Quel sera l’impact réel de la suspension du projet Crusoe en 2026 sur la performance de BE ?

Le projet Crusoe n’est qu’une des nombreuses collaborations de Bloom. En 2026, la société a annoncé des partenariats avec Oracle (jusqu’à 2,8 GW), Intel, Nebius (accord de 2,6 milliards de dollars), entre autres. L’ajustement temporaire d’un projet a un effet limité sur le chiffre d’affaires annuel total, ce qui explique pourquoi plusieurs institutions ont maintenu leurs objectifs de cours après cette suspension.

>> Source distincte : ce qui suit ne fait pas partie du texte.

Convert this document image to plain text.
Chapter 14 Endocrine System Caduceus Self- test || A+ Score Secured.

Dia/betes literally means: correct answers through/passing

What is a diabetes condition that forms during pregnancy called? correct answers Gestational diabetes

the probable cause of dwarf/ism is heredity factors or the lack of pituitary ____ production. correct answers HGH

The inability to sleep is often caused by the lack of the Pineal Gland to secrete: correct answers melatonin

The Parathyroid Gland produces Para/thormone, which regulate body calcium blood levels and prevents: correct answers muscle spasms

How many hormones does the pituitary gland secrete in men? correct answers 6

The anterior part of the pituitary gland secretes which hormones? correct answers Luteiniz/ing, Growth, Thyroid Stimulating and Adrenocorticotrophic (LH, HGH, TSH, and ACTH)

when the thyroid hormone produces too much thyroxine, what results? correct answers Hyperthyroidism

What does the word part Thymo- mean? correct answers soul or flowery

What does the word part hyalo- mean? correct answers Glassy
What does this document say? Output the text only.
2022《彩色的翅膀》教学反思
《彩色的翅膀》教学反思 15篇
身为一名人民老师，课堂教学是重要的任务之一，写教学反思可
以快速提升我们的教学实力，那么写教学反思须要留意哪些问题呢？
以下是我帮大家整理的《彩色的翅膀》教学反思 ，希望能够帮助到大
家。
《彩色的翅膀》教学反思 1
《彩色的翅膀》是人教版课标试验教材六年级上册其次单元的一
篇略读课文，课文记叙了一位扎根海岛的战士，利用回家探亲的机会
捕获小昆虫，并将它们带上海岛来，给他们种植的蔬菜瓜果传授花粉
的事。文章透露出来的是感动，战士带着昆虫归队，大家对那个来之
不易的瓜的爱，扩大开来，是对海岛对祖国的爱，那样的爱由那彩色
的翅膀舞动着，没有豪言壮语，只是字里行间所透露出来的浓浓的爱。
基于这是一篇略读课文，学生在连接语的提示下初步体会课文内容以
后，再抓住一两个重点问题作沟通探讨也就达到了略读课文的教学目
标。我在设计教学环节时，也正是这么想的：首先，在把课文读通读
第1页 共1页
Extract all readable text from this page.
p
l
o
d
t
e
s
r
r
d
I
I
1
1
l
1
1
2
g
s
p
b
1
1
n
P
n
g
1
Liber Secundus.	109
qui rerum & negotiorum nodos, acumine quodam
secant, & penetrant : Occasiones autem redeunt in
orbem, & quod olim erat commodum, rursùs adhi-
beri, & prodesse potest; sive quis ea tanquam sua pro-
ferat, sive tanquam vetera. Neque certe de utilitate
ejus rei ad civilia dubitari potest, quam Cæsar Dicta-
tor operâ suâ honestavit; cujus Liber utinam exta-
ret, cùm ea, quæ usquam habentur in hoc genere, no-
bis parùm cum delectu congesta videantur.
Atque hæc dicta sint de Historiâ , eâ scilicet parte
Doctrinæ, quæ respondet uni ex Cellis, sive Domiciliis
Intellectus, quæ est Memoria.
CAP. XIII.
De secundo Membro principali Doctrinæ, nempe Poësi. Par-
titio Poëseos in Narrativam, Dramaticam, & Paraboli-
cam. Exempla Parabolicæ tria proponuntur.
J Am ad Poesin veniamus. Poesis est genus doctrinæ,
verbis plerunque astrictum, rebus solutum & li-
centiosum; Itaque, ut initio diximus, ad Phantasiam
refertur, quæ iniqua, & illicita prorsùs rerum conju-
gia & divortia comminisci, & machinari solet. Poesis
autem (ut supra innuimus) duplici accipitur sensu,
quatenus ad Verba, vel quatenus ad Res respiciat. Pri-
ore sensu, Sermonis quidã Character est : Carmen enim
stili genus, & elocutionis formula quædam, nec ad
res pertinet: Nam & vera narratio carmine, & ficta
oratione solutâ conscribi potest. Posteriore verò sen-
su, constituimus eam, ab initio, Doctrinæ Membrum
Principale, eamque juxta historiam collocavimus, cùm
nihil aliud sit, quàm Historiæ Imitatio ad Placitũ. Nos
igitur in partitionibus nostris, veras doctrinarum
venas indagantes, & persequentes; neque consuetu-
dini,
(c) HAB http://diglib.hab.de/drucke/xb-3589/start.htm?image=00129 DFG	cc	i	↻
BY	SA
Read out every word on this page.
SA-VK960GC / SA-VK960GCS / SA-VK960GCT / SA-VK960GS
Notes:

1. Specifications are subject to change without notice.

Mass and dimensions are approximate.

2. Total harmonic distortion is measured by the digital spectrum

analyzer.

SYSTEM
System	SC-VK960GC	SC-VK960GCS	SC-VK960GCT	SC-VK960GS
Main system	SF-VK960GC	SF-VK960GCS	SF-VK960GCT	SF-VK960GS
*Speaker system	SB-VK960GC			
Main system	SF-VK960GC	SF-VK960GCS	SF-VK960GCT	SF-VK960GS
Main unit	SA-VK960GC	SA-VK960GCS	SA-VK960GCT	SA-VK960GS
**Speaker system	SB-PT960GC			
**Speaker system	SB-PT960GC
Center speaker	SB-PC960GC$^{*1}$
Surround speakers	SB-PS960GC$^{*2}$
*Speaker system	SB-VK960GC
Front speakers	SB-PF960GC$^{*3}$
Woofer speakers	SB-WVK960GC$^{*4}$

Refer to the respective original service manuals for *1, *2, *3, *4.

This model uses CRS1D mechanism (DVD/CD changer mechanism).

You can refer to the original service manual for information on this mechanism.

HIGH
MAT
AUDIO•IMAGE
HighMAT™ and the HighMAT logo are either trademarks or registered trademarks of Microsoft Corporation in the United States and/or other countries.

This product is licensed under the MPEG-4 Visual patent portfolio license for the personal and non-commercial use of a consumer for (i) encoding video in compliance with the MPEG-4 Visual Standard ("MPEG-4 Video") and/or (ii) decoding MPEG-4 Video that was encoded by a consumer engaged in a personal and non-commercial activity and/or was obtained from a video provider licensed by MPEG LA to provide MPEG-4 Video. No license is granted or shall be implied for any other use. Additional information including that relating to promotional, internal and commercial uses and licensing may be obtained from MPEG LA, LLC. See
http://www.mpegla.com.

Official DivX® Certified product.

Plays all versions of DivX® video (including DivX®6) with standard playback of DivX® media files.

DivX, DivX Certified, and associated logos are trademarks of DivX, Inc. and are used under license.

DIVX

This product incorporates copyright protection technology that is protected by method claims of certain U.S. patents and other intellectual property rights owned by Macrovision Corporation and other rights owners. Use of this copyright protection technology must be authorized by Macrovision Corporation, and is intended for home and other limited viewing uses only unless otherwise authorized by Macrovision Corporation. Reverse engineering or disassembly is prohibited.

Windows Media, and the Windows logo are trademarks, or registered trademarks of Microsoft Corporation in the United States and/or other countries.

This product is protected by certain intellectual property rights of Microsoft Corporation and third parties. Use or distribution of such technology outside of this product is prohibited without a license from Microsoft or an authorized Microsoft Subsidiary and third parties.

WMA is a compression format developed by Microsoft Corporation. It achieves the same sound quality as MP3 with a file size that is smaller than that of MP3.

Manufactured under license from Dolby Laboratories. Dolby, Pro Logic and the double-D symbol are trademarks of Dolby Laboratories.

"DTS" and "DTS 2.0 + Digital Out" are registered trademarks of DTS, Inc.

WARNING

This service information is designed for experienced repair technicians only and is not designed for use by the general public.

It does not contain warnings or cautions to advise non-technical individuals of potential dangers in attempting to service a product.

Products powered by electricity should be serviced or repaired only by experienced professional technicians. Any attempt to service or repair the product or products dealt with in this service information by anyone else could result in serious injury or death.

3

Quels secteurs composent la clientèle principale de Bloom Energy ?

Les clients incluent des entreprises technologiques (Oracle, Intel), des fournisseurs d’infrastructures cloud IA (Nebius), des énergéticiens traditionnels (Shell) et de grands opérateurs de centres de données. Cette diversification permet à la société d’amortir le risque lié au cycle d’activité d’un secteur unique.

La valorisation actuelle de BE est-elle justifiée ?

Le PER de Bloom Energy dépasse largement la moyenne sectorielle, et la prime de valorisation est principalement portée par les anticipations de croissance de la demande de remplacement énergétique dans les centres de données IA pour les deux à trois prochaines années. Une évaluation raisonnable doit prendre en compte le rythme de publication des résultats trimestriels et la progression vers l’objectif annuel de 3,4 à 3,8 milliards de dollars de chiffre d’affaires. Au 11 juin 2026, BE s’échange à 242,76 $, soit un niveau encore inférieur à l’objectif moyen des analystes (263,13 $), alors que le marché attend de nouveaux éléments de confirmation lors des prochaines publications.